Research by the all-party parliamentary group for children, published today, heard evidence that funding pressures are influencing decisions about whether to intervene when children are in danger of abuse and neglect.

The inquiry also examined threshold documents which set out how councils respond to levels of need and risk and found some wide variations in approach to certain problems, including self-harm, domestic violence and difficulties with housing.

In addition to the 97 children’s services directors surveyed, social workers told the inquiry that families often only receive support when they are in crisis.

Of the 1,700 social workers surveyed, 70% said the threshold for supporting children classified as ‘in need’ had risen over the last three years, while half reported an increase in the threshold for triggering a child protection plan.

The report also says some children and families are having support withdrawn as their council had allocated resources to high-risk cases.

Chair of the group Tim Loughton (Con), who was in 2010 appointed children’s minister in the coalition government, said the government’s “woeful underfunding” of children’s social care services is to blame for the problems identified in the report.
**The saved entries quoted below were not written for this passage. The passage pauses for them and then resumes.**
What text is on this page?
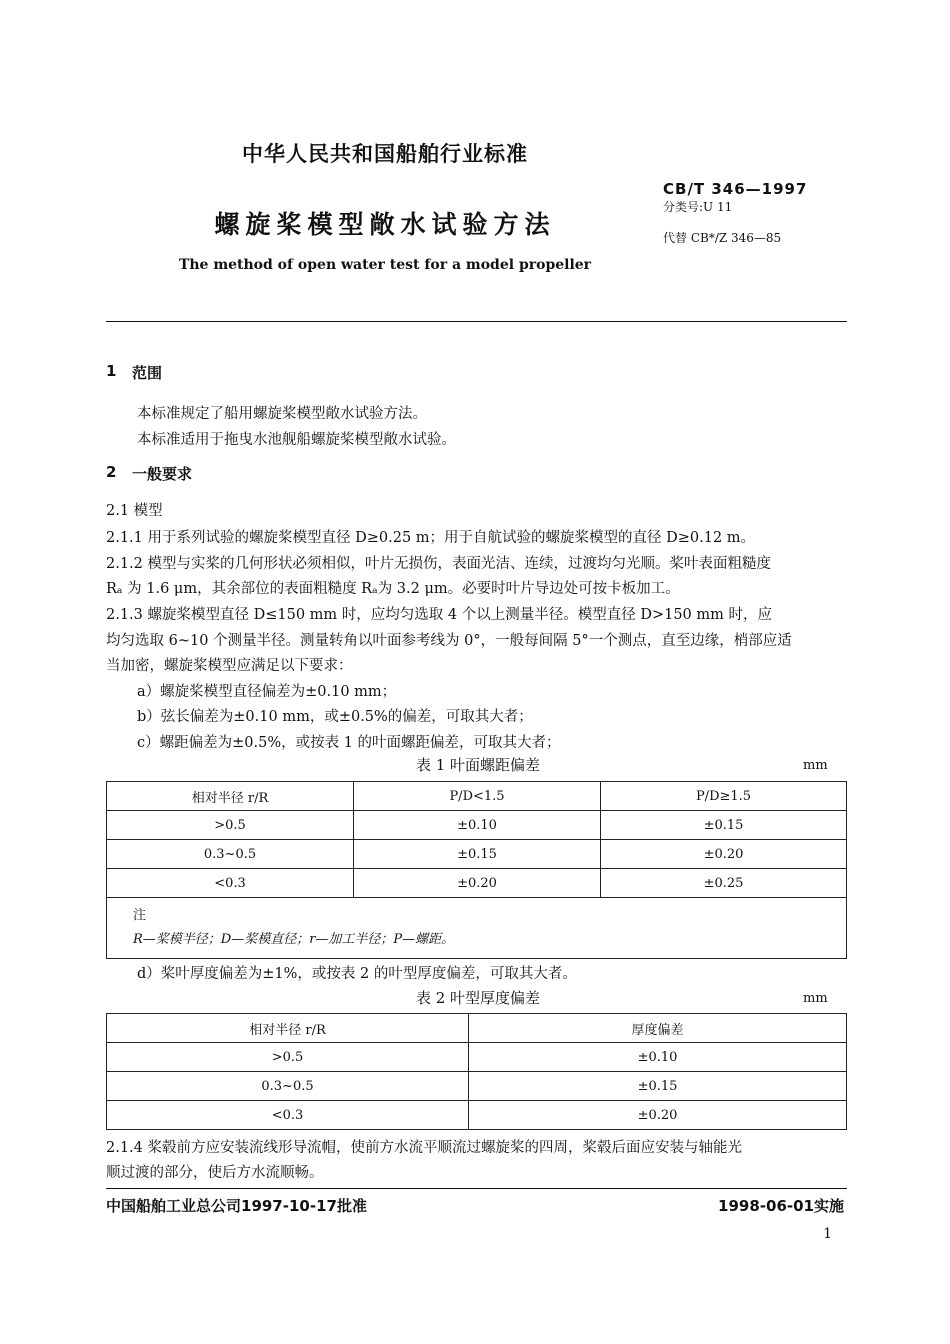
中华人民共和国船舶行业标准
CB/T 346—1997
分类号:U 11
螺旋桨模型敞水试验方法	代替 CB*/Z 346—85
The method of open water test for a model propeller
1 范围
本标准规定了船用螺旋桨模型敞水试验方法。
本标准适用于拖曳水池舰船螺旋桨模型敞水试验。
2 一般要求
2.1 模型
2.1.1 用于系列试验的螺旋桨模型直径 D≥0.25 m；用于自航试验的螺旋桨模型的直径 D≥0.12 m。
2.1.2 模型与实桨的几何形状必须相似，叶片无损伤，表面光洁、连续，过渡均匀光顺。桨叶表面粗糙度
Rₐ 为 1.6 μm，其余部位的表面粗糙度 Rₐ为 3.2 μm。必要时叶片导边处可按卡板加工。
2.1.3 螺旋桨模型直径 D≤150 mm 时，应均匀选取 4 个以上测量半径。模型直径 D>150 mm 时，应
均匀选取 6~10 个测量半径。测量转角以叶面参考线为 0°，一般每间隔 5°一个测点，直至边缘，梢部应适
当加密，螺旋桨模型应满足以下要求：
a）螺旋桨模型直径偏差为±0.10 mm；
b）弦长偏差为±0.10 mm，或±0.5%的偏差，可取其大者；
c）螺距偏差为±0.5%，或按表 1 的叶面螺距偏差，可取其大者；
表 1 叶面螺距偏差	mm
相对半径 r/R	P/D<1.5	P/D≥1.5
>0.5	±0.10	±0.15
0.3~0.5	±0.15	±0.20
<0.3	±0.20	±0.25

注
R—桨模半径；D—桨模直径；r—加工半径；P—螺距。		
d）桨叶厚度偏差为±1%，或按表 2 的叶型厚度偏差，可取其大者。
表 2 叶型厚度偏差	mm
相对半径 r/R	厚度偏差
>0.5	±0.10
0.3~0.5	±0.15
<0.3	±0.20
2.1.4 桨毂前方应安装流线形导流帽，使前方水流平顺流过螺旋桨的四周，桨毂后面应安装与轴能光
顺过渡的部分，使后方水流顺畅。
中国船舶工业总公司1997-10-17批准	1998-06-01实施
1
He said: “Children and families around the country with the same urgent needs are getting significantly different levels of help, and in some case, no support at all.

“This is true for families who struggle to cope on low income, living in poor housing which puts their children’s health in jeopardy. It’s true for children who are harming themselves yet are kept waiting for treatment because they aren’t at immediate risk of suicide. These people need help now, regardless of where they live.

“In some places, the pressure on children’s services is so acute it is leaving social workers feeling that the only tool available to them to keep a child safe is to remove them from their family. As a result, families may look at these skilled and caring professionals with mistrust.”

A report commissioned by the Local Government Association and published last month found factors largely outside the control of councils, with deprivation as the main driver, are key drivers of significant variations in spending on children’s social care services.

Responding to the report, vice chairman of the LGA’s children and young people board Roy Perry (Con), said: “We are pleased that MPs and peers have backed our long-standing call for government to address the funding gap facing children’s services, which will reach £3bn by 2025.

“This report is yet further evidence that children’s services are being pushed to the brink, and of the critical need for councils to be given the resources to provide the essential support that our children and young people rely on and deserve.”